Von alledem, so AbL-Agrarexperte Eckehard Niemann, wichen KammerGutachten zur Futterfläche „eklatant und agrarindustrie-geneigt“ deutlich
ab. So werde in der angenommenen Fruchtfolge ein überhoher Anteil an
Silo- oder Körnermais angesetzt – völlig unabhängig davon, ob die vom
Investor vorgesehene Tierart solchen Mais überhaupt fresse oder in
diesen Mengen verwerten könne. Oft würden zudem Flächen mit
angerechnet, die dem Futteranbau überhaupt nicht zur Verfügung
stünden – weil sie bereits als Flächengrundlage für eine zu „fütternde“
Biogasanlage dienten oder weil auf einem Teil der Flächen bereits
vertragliche Bindungen für eine Nichtfutter-Verwendung bestünden
(Zuckerrüben- oder Kartoffel-Verträge mit Fabriken, Biogas-Verkauf an
andere Biogas-Betreiber). Durch Nichtbeachtung dieser
Flächenbelegungen und durch den Ansatz viel zu hoher Anteile von Mais
(der rein rechnerisch hohe Futter-Energie-Zahlen bringe) würden so die
Futterflächen-Vorgaben des Baugesetzbuchs missachtet und eine
„landwirtschaftliche Privilegierung“ zurechtgerechnet.

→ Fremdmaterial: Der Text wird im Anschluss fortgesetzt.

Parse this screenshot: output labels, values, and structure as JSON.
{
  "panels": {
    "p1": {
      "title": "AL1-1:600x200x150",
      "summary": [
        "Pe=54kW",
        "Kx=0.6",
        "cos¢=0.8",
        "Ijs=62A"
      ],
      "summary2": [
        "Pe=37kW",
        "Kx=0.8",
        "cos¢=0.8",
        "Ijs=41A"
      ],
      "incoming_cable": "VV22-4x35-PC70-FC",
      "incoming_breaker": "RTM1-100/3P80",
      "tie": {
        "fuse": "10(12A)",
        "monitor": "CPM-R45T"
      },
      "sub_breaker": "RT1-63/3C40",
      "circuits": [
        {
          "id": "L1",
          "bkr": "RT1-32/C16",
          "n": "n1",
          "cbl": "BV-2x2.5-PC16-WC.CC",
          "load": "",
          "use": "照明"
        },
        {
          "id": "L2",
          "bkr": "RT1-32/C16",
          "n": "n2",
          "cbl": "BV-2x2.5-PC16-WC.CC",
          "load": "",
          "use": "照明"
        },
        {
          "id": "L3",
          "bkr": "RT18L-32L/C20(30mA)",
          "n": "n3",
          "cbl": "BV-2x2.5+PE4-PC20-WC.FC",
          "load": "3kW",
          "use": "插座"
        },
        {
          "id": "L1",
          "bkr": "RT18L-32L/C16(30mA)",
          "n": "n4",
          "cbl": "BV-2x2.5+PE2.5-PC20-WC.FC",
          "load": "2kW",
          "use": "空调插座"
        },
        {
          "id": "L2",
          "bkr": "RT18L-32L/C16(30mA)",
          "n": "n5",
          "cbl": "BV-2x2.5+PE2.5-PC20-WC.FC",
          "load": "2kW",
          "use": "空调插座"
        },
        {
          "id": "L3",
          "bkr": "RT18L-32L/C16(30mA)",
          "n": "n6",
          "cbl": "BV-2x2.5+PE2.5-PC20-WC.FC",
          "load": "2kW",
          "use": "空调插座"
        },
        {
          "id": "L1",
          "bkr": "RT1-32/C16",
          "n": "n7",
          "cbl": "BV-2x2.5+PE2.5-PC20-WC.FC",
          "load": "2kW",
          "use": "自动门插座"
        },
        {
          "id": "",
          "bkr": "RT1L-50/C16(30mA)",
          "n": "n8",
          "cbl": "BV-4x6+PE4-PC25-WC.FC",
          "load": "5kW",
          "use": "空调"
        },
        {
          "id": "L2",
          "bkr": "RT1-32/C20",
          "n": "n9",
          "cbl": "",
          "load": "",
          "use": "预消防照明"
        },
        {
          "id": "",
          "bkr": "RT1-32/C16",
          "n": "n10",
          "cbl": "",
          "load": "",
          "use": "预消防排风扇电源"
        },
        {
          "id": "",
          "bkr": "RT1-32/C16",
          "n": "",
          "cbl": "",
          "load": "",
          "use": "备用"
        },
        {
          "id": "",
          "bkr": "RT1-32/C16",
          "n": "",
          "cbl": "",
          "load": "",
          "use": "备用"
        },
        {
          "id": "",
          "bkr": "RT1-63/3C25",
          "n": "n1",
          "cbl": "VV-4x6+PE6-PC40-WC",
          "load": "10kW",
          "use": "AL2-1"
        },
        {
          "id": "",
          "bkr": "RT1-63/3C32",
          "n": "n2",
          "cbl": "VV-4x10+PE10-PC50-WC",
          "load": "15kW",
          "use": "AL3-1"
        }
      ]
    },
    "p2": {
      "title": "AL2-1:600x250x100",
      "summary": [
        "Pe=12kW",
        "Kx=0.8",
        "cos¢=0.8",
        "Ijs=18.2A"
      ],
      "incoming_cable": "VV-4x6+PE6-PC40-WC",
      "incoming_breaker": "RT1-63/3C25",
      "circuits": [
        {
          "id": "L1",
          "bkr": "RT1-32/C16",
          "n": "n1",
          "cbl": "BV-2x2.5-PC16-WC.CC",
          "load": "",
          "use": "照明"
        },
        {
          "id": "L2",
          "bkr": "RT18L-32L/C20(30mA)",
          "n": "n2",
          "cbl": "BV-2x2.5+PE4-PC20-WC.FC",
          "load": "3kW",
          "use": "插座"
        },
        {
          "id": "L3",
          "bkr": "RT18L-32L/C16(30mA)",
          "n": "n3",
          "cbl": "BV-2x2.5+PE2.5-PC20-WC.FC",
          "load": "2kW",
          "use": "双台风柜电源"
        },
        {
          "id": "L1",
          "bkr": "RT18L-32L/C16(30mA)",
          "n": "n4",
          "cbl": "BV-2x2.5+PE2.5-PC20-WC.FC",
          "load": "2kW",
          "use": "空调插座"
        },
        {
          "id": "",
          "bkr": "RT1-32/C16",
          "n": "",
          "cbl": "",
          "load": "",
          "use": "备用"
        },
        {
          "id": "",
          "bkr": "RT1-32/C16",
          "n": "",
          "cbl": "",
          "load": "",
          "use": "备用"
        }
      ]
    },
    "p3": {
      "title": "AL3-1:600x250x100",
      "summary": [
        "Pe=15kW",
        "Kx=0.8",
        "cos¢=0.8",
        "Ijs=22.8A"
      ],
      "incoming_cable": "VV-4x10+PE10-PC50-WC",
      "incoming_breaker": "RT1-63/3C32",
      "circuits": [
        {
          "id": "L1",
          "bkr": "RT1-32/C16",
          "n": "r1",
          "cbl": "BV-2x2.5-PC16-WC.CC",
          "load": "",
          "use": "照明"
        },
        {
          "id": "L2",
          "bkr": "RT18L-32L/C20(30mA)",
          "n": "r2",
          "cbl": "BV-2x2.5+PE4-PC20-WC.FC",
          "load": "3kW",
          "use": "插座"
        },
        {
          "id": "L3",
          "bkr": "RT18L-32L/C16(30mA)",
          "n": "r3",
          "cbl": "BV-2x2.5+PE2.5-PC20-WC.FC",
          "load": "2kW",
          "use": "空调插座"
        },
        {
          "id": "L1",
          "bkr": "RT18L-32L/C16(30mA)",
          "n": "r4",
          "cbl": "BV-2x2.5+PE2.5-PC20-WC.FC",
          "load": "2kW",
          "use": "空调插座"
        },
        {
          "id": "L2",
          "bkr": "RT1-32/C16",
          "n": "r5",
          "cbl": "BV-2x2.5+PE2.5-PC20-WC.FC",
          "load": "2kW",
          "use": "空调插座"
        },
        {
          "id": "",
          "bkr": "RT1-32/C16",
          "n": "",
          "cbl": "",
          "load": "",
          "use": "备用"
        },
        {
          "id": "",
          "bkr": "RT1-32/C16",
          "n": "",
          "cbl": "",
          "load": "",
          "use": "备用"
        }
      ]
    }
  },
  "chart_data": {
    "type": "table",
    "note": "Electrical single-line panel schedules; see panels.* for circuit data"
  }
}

Solche Regelungen ermöglichten gewerblichen Agrarindustriellen leider
viel zu oft und zu Unrecht die Nutzung einer „landwirtschaftlichen
Privilegierung“. Dieses Privileg des Bauens im Außenbereich sei aber
ein hohes Gut und für die Landwirte elementar - das dürfe nicht weiter
durch missbräuchliche Nutzung durch nichtlandwirtschaftliche Investoren
gefährdet werden.
Als weiteren Mangel der Kammer-Beteiligung bei der Genehmigung von
Groß-Tierhaltungsanlagen nannte die AbL die fehlende Kontrolle, ob die
genehmigten Tierzahlen oder die angegebenen Futterflächen nach dem
Bau wirklich eingehalten würden. Dieses Kontrolldefizit führe zu dem
unglaublichen Missstand, dass Investoren sich einen Stall als
„landwirtschaftlich privilegiert“ genehmigen ließen, danach diesen Stall
an andere Investoren oder an Angehörige weiterverkauften - und mit der
so wieder „frei gewordenen“ Futterfläche den nächsten
„landwirtschaftlich privilegierten Stall“ beantragten. Dies werde zum Teil
sogar mehrfach nacheinander so praktiziert – bei „landwirtschaftlich
privilegierten“ Großställen wie auch Biogasanlagen.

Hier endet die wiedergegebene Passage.